Is it worth watching beyond Rickman? Yes. I think it’s a must-watch for anyone who enjoys British period dramas. I do have problems with the Arabin character–I really think a stronger actor was needed to bring that role to life–but otherwise the acting is all excellent and the writing is top-notch. It’s not fast-moving, but it’s always entertaining.
Spinoff idea? The Life and Times of Obadiah Slope. I’d love to see a prequel that shows how Slope and the Proudies came to be allies.
Best Rickman line? There are so many good ones, but I should probably tip my hat to his most iconic one from the series–“May you both live . . . forever.” His delivery is downright chilling.

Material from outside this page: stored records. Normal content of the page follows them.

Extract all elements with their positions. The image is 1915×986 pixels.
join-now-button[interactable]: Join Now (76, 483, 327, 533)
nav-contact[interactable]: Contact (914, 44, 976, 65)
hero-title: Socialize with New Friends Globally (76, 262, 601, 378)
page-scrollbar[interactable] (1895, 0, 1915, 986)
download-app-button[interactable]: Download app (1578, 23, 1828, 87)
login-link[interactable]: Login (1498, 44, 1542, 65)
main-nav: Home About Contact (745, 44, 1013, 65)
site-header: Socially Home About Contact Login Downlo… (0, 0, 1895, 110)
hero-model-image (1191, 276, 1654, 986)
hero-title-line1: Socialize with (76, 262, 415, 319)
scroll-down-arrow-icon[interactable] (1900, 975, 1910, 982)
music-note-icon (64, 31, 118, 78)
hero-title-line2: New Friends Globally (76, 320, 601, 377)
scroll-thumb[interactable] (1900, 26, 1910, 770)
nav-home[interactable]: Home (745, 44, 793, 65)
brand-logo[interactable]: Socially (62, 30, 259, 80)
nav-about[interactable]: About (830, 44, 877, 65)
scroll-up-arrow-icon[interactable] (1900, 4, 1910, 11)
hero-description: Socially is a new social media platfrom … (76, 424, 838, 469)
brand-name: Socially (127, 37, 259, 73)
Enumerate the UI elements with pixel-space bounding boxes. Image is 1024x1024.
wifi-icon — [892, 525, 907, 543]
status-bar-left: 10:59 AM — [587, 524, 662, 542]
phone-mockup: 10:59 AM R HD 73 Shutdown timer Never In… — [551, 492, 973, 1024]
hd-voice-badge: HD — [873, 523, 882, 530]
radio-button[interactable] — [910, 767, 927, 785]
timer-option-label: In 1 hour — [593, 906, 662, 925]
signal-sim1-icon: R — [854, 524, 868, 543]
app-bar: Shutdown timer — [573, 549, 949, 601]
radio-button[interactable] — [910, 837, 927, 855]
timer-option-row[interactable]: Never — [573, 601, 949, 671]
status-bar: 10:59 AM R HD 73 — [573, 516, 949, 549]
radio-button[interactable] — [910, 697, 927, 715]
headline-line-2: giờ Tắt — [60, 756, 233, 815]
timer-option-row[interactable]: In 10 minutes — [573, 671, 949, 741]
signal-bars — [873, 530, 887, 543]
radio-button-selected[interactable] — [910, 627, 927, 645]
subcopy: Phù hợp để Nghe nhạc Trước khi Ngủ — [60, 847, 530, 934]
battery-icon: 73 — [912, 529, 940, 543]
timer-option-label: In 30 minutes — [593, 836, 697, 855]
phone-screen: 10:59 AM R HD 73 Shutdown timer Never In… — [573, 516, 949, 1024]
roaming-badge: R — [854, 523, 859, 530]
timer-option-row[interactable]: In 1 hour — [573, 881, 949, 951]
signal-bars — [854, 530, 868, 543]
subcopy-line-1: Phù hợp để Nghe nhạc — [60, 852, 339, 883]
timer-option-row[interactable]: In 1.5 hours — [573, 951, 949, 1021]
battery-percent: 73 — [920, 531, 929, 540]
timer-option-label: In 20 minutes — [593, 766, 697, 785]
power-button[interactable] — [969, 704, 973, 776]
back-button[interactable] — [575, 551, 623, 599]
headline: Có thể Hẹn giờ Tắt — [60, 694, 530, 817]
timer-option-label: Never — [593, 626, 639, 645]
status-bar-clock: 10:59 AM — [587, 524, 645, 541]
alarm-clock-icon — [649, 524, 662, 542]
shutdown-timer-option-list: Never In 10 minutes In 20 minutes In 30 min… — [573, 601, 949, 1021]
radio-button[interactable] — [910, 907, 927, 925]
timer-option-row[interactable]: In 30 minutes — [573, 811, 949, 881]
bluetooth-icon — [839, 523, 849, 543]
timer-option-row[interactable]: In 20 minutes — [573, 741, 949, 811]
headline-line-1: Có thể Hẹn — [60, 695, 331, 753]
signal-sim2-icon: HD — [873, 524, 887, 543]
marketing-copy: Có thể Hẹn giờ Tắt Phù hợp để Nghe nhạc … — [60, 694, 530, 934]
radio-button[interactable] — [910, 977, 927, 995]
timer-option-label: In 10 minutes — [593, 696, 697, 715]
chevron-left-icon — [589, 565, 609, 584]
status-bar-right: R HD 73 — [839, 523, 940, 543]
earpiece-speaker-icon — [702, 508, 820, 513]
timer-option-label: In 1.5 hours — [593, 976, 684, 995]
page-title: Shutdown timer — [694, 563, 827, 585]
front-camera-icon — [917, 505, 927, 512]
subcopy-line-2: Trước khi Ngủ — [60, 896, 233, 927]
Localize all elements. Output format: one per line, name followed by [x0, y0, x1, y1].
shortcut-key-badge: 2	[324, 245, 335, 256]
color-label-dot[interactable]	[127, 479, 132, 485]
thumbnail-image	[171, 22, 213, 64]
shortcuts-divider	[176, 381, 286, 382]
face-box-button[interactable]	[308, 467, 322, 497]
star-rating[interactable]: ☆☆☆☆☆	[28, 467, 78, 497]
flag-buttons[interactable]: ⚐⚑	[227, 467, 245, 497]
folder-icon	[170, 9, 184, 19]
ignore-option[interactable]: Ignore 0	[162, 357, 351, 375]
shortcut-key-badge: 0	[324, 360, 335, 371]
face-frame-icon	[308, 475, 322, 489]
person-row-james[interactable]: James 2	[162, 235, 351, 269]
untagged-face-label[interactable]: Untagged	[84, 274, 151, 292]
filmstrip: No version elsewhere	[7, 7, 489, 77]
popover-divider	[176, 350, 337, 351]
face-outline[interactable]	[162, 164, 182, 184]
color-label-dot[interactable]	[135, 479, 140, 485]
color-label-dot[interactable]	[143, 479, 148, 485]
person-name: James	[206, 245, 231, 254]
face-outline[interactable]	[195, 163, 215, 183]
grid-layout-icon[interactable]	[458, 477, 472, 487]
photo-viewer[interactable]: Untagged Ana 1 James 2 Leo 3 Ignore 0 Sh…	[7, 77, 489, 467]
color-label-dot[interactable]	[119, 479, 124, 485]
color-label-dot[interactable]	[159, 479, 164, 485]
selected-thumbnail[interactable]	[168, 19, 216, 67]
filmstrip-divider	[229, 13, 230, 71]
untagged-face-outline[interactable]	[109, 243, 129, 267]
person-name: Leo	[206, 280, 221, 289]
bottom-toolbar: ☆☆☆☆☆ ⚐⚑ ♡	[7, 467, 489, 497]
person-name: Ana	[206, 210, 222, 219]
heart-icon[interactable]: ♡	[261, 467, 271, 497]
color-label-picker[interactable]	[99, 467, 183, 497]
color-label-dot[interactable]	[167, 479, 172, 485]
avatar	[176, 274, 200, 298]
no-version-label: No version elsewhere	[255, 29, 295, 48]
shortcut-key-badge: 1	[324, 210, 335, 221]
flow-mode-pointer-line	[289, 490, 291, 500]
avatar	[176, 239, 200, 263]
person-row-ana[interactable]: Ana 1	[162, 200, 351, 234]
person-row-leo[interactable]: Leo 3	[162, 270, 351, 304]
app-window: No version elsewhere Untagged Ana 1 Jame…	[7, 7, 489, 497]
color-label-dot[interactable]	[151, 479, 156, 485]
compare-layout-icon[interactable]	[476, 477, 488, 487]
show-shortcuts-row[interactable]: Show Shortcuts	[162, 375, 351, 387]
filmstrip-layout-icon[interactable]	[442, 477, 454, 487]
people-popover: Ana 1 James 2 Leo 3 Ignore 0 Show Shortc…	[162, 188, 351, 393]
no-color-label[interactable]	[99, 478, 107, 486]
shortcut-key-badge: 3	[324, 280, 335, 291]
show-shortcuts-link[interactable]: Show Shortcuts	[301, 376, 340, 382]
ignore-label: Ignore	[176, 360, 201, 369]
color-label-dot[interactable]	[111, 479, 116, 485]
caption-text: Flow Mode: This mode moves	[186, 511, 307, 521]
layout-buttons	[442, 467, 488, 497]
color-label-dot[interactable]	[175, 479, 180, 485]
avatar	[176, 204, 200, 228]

Best Rickman face? Again, so many good ones to choose from, but I’ll go with the face when he says “May you both live . . . forever.” There’s something almost vampiric about the way he moves and looks here. I’m sure the Proudies were haunted by this moment in their nightmares for years to come.
Would I let Slope read to me? To my everlasting shame and despite the fact that he’s an asshole and I’m Jewish, yes, I’d let Slope read his sermons to me. He’s terrible and completely untrustworthy, but he’s got a great voice and, as the Stanhopes proves, his presence can be quite entertaining.